There is no definite target or time frame for the elimination of such practices.
But regardless of all the weaknesses identified, there is light at the end of the tunnel. It comes from the provisions on gender-based violence. Part Six of the Protocol is devoted to gender-based violence and it does offset some of the concerns raised above to some extent. Article 20(1)(a) provides that "States Parties shall[,] by 2015, enact and enforce legislation prohibiting all forms of gender based violence". The definition of gender-based violence under the United Nations Convention on the Elimination of All Forms of Violence Against Women is all-encompassing, and includes physical, sexual and psychological harm or suffering, whether occurring in the victim's private or public life, and whether perpetrated within the family, within the community, or by the state. By roundly condemning gender-based violence and linking it to HIV and AIDS, many of the negative customary laws and practices may be tackled; it is a way of evading patriarchs and traditionalists who seek to undermine gender equality by arguing that doing away with traditional southern African customs and practices, regardless of how harmful they may be, panders to the Western concept of human rights and alienates Africans from their roots. 'Sucking' the 'violence' out of custom and tradition can make the practice thereof less problematic for women.
The jury is still out
It is too early to predict whether the Protocol will achieve its desired ends. Much will depend on the ability of southern Africans to change long-held attitudes. Without that change in attitude, the proposed law reform processes will not take place; nor will those that do take place result in gender-sensitive laws and gender-sensitive justice delivery systems. Groundwork to change mindsets will have to precede constitutional and other prescriptive law reforms.4 If the Protocol's deadlines are to be met, the groundwork should include state-sponsored proscriptive laws that operate by forcing change. Proscriptive as well as prescriptive/protective laws need to be exploited by the implementers of the Protocol in order to eliminate harmful behaviour, even as change in mindsets is nurtured.
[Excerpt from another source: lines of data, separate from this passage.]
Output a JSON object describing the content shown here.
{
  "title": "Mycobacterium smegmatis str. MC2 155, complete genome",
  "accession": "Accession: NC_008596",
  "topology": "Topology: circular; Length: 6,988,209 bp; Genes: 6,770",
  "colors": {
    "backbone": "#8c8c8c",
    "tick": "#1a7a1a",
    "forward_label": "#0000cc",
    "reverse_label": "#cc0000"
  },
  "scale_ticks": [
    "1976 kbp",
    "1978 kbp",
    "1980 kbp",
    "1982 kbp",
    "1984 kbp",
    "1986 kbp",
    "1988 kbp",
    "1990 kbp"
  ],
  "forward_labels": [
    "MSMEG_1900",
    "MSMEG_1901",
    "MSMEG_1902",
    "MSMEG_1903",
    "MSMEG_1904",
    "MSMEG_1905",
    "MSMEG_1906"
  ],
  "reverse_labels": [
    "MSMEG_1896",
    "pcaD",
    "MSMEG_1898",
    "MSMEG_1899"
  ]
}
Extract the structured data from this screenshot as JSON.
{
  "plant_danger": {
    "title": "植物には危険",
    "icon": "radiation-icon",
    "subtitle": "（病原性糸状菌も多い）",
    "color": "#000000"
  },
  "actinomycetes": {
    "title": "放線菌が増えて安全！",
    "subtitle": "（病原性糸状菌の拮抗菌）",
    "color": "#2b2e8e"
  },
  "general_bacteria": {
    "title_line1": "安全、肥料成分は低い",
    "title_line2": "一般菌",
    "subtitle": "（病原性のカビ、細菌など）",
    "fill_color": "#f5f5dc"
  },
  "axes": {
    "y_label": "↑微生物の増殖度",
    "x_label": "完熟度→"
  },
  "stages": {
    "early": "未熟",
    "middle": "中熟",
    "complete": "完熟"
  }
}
* LLB, LLM (University of Zambia), MA (Institute of Social Studies), JSD (Notre Dame); Associate Professor, Faculty of Law, University of Zambia.
1 The document determines that it should be eliminated by 2015.
2Emphasis added.
3There is an assumption that women choose to get married under a particular matrimonial regimen and their matrimonial rights may be diminished under the regime because they have exercised a choice. The reality is that women marry under the regime that governs the space in which they are located and the state has a responsibility to ensure that that all marriage regimens share the basics of equality.
4Constitutional reforms carried out recently in one of the SADC countries whit were intended to bring about a more democratic order failed to end constitution protection of discriminatory private or customary laws because of popul traditionalist arguments that portray gender equality as an alien notion.